A morte da médica Andréa Marins Dias, de 61 anos, durante uma abordagem policial na Zona Norte do Rio de Janeiro, levou ao afastamento dos agentes envolvidos da atuação nas ruas. A informação foi confirmada ao Correio pela Secretaria de Estado de Polícia Militar (SEPM), que abriu procedimento para apurar as circunstâncias da ação.
Segundo a corporação, análises preliminares indicaram que as câmeras corporais utilizadas pela equipe não registraram a ocorrência. De acordo com a PM, os equipamentos estavam com as baterias descarregadas no momento da abordagem, o que impede, por ora, a reconstituição completa do episódio por meio de imagens.
A ocorrência aconteceu em Cascadura, e o caso está sendo investigado pela Delegacia de Homicídios da Capital (DHC). A Polícia Militar informou que colabora com as investigações e que as armas utilizadas pelos agentes também foram encaminhadas para perícia.
Em nota, a SEPM afirmou que existem normas internas que obrigam os policiais a retornarem à unidade de origem caso identifiquem falhas nos equipamentos de gravação. Ainda assim, a equipe seguiu em operação. “Todos esses fatos seguem sob apuração integral da área correcional da SEPM”, diz o comunicado.
A médica oncologista, especializada em saúde da mulher, morreu após ser baleada durante uma abordagem policial em Cascadura, na zona norte do Rio de Janeiro, na tarde do último, domingo (15/3). Segundo o registro policial, agentes do 9º BPM (Rocha Miranda) perseguiam criminosos suspeitos de praticar assaltos na região. A corporação informou que recebeu uma denúncia de que bandidos estariam utilizando um veículo T-Cross branco para cometer os roubos.
Durante as buscas, os policiais localizaram, em um ponto de Cascadura, um carro com características semelhantes às descritas na denúncia. Próximo ao veículo também estavam um Jeep e uma motocicleta.

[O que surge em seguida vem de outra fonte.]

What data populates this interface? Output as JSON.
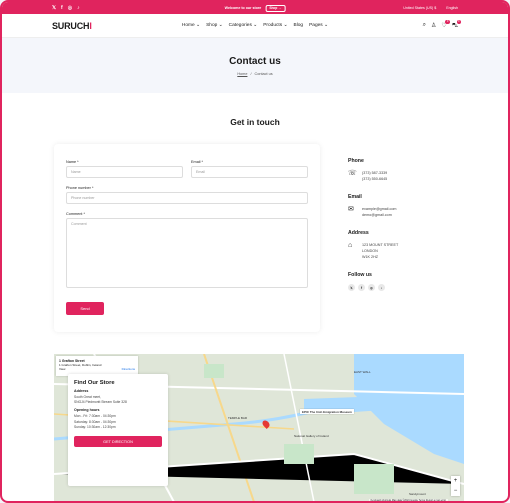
{
  "topbar": {
    "social": [
      "𝕏",
      "f",
      "◎",
      "♪"
    ],
    "promo_text": "Welcome to our store",
    "shop_now": "Shop →",
    "region": "United States (US) $",
    "language": "English"
  },
  "header": {
    "logo": "SURUCH",
    "logo_accent": "I",
    "nav": [
      "Home ⌄",
      "Shop ⌄",
      "Categories ⌄",
      "Products ⌄",
      "Blog",
      "Pages ⌄"
    ],
    "wishlist_count": "0",
    "cart_count": "0"
  },
  "hero": {
    "title": "Contact us",
    "crumb_home": "Home",
    "crumb_sep": "/",
    "crumb_current": "Contact us"
  },
  "section": {
    "title": "Get in touch"
  },
  "form": {
    "name_label": "Name *",
    "name_placeholder": "Name",
    "email_label": "Email *",
    "email_placeholder": "Email",
    "phone_label": "Phone number *",
    "phone_placeholder": "Phone number",
    "comment_label": "Comment *",
    "comment_placeholder": "Comment",
    "send_label": "Send"
  },
  "info": {
    "phone_title": "Phone",
    "phone_lines": [
      "(373) 587-3339",
      "(373) 550-6645"
    ],
    "email_title": "Email",
    "email_lines": [
      "example@gmail.com",
      "demo@gmail.com"
    ],
    "address_title": "Address",
    "address_lines": [
      "123 MOUNT STREET",
      "LONDON",
      "W1K 2HZ"
    ],
    "follow_title": "Follow us",
    "follow_icons": [
      "𝕏",
      "f",
      "◎",
      "♪"
    ]
  },
  "map": {
    "place_title": "1 Grafton Street",
    "place_addr": "1 Grafton Street, Dublin, Ireland",
    "place_view": "View",
    "directions": "Directions",
    "store_title": "Find Our Store",
    "address_heading": "Address",
    "address_lines": [
      "South Great meet,",
      "SNGJ4 Piedmontt Stream Suite 328"
    ],
    "hours_heading": "Opening hours",
    "hours_lines": [
      "Mon - Fri: 7:30am - 04:30pm",
      "Saturday: 8:30am - 04:30pm",
      "Sunday: 10:30am - 12:30pm"
    ],
    "direction_btn": "GET DIRECTION",
    "labels": {
      "east_wall": "EAST WALL",
      "museum": "EPIC The Irish Emigration Museum",
      "gallery": "National Gallery of Ireland",
      "temple": "TEMPLE BAR",
      "sandymount": "Sandymount"
    },
    "attribution": "Keyboard shortcuts  Map data ©2024 Google  Terms  Report a map error",
    "zoom_in": "+",
    "zoom_out": "−"
  }
}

Andréa, de 61 anos, tinha acabado de sair da casa dos pais no mesmo bairro quando foi baleada dentro do Corolla, que parou na Rua Palatinado. Imagens mostram o momento em que os policiais abordam o veículo da médica e chegam a bater com fuzil na porta da motorista. Ao abrirem a porta, os agentes encontraram Andréa já sem vida dentro do carro.
Uma testemunha gravou o momento em que o carro da médica é cercado pelos agentes: "Desce irmão, vai morrer! Vai morrer, irmão, desce!", gritou o agente. De acordo com a Polícia Civil do Rio de Janeiro, o carro da médica tinha marcas de tiros na frente e atrás.
Em nota, a corporação afirmou lamentar o caso. “A Secretaria de Estado de Polícia Militar lamenta a morte de Andréa Marins Dias, de 61 anos, ocorrida durante uma abordagem policial, em Cascadura, na Zona Norte do Rio de Janeiro”, informou a instituição.
Ministério cobra esclarecimentos
O Ministério da Igualdade Racial informou que oficiou o governo do estado do Rio de Janeiro para solicitar esclarecimentos sobre a morte da médica durante a operação policial.
Segundo a pasta, o objetivo é acompanhar o caso e garantir que as investigações sejam conduzidas com rigor, transparência e respeito aos direitos humanos.
“A ministra Anielle Franco destacou, em posicionamento nas redes, a importância da trajetória de vida social, acadêmica da médica que dedicou 28 anos para o cuidado da saúde das mulheres, reforçou seu pedido de celeridade das investigações, destacou a relevância das câmeras corporais como ferramenta de combate à violência”, afirmou o ministério, em nota.
Formada há 32 anos, dedicados à medicina e ao cuidado exclusivo para mulheres, a experiência profissional da médica Andrea Marins Dias foi adquirida em residências médicas com especializações em geral e cirurgias oncológicas, além de atendimentos realizados em instituições como o Hospital Federal Cardoso Fontes e o Instituto Nacional de Câncer, do Rio de Janeiro.